The log-odds ratio with an informative (and uninformative) Dirichlet prior (described in [Monroe et al. 2009, Fighting Words](http://languagelog.ldc.upenn.edu/myl/Monroe.pdf)) is a common method for finding distinctive terms in two datasets (see [Jurafsky et al. 2014](https://firstmonday.org/ojs/index.php/fm/article/view/4944/3863) for an example article that uses it to make an empirical argument).
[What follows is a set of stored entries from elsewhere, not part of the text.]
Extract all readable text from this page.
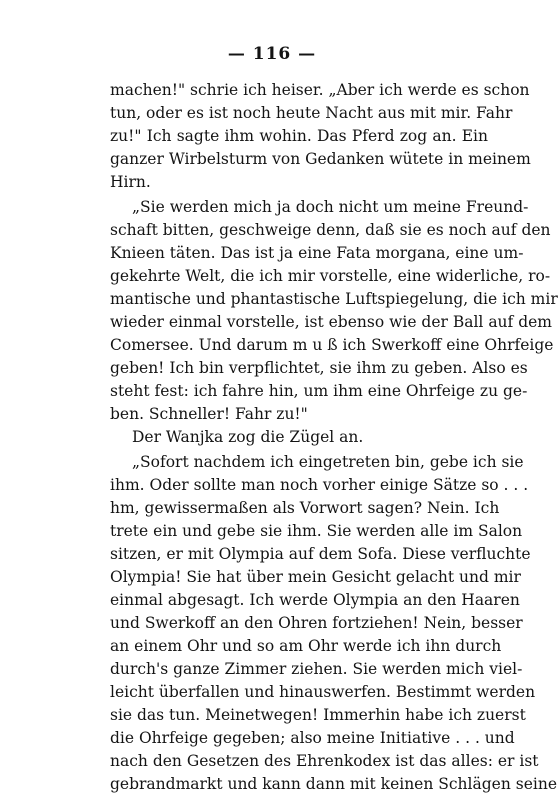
— 116 —
machen!" schrie ich heiser. „Aber ich werde es schon
tun, oder es ist noch heute Nacht aus mit mir. Fahr
zu!" Ich sagte ihm wohin. Das Pferd zog an. Ein
ganzer Wirbelsturm von Gedanken wütete in meinem
Hirn.
„Sie werden mich ja doch nicht um meine Freund-
schaft bitten, geschweige denn, daß sie es noch auf den
Knieen täten. Das ist ja eine Fata morgana, eine um-
gekehrte Welt, die ich mir vorstelle, eine widerliche, ro-
mantische und phantastische Luftspiegelung, die ich mir
wieder einmal vorstelle, ist ebenso wie der Ball auf dem
Comersee. Und darum m u ß ich Swerkoff eine Ohrfeige
geben! Ich bin verpflichtet, sie ihm zu geben. Also es
steht fest: ich fahre hin, um ihm eine Ohrfeige zu ge-
ben. Schneller! Fahr zu!"
Der Wanjka zog die Zügel an.
„Sofort nachdem ich eingetreten bin, gebe ich sie
ihm. Oder sollte man noch vorher einige Sätze so . . .
hm, gewissermaßen als Vorwort sagen? Nein. Ich
trete ein und gebe sie ihm. Sie werden alle im Salon
sitzen, er mit Olympia auf dem Sofa. Diese verfluchte
Olympia! Sie hat über mein Gesicht gelacht und mir
einmal abgesagt. Ich werde Olympia an den Haaren
und Swerkoff an den Ohren fortziehen! Nein, besser
an einem Ohr und so am Ohr werde ich ihn durch
durch's ganze Zimmer ziehen. Sie werden mich viel-
leicht überfallen und hinauswerfen. Bestimmt werden
sie das tun. Meinetwegen! Immerhin habe ich zuerst
die Ohrfeige gegeben; also meine Initiative . . . und
nach den Gesetzen des Ehrenkodex ist das alles: er ist
gebrandmarkt und kann dann mit keinen Schlägen seine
This method for finding distinguishing words combines a number of desirable properties:

* it specifies an intuitive metric (the log-odds) for the ratio of two probabilities
* it can incorporate prior information in the form of pseudocounts, which can either act as a smoothing factor (in the uninformative case) or incorporate real information about the expected frequency of words overall.
* it accounts for variability of a frequency estimate by essentially converting the log-odds to a z-score.
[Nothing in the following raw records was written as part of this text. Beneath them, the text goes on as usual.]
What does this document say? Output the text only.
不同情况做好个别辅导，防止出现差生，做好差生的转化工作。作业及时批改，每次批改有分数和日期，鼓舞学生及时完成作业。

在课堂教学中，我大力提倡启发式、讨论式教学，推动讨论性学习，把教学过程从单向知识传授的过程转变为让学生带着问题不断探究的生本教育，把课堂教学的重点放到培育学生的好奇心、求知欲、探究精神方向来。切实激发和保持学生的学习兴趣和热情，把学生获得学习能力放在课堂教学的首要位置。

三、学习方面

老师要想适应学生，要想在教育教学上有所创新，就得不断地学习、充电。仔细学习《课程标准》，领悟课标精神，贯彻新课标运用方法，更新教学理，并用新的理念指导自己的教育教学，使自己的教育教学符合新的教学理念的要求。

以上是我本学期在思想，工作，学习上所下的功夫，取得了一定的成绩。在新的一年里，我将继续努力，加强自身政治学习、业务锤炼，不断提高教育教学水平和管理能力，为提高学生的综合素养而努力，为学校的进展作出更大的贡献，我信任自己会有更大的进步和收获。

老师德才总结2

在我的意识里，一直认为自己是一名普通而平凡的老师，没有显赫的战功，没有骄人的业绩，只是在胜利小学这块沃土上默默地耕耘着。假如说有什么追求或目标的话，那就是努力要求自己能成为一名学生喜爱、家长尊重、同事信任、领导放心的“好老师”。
In this homework you will implement this ratio for a dataset of your choice to characterize the words that differentiate each one.

Your first job is to find two datasets with some interesting opposition -- e.g., news articles from CNN vs. FoxNews, books written by Charles Dickens vs. James Joyce, screenplays of dramas vs. comedies.  Be creative -- this should be driven by what interests you and should reflect your own originality. **This dataset cannot come from Kaggle**.  Feel feel to use web scraping (see [here](https://github.com/CU-ITSS/Web-Data-Scraping-S2023) for a great tutorial) or manually copying/pasting text.  Aim for more than 10,000 tokens for each dataset. 
   
Save those datasets in two files: "class1_dataset.txt" and "class2_dataset.txt" 

Q1. Describe each of those datasets and their source in 100-200 words.

Q2. Tokenize those texts by filling out the `read_and_tokenize` function below (your choice of tokenizer). The input is a filename and the output should be a list of tokens.

In [None]:
def read_and_tokenize(filename):
    # TODO
    

In [None]:
# change these file paths to wherever the datasets you created above live.
class1_tokens=read_and_tokenize("class1_dataset.txt")
class2_tokens=read_and_tokenize("class2_dataset.txt")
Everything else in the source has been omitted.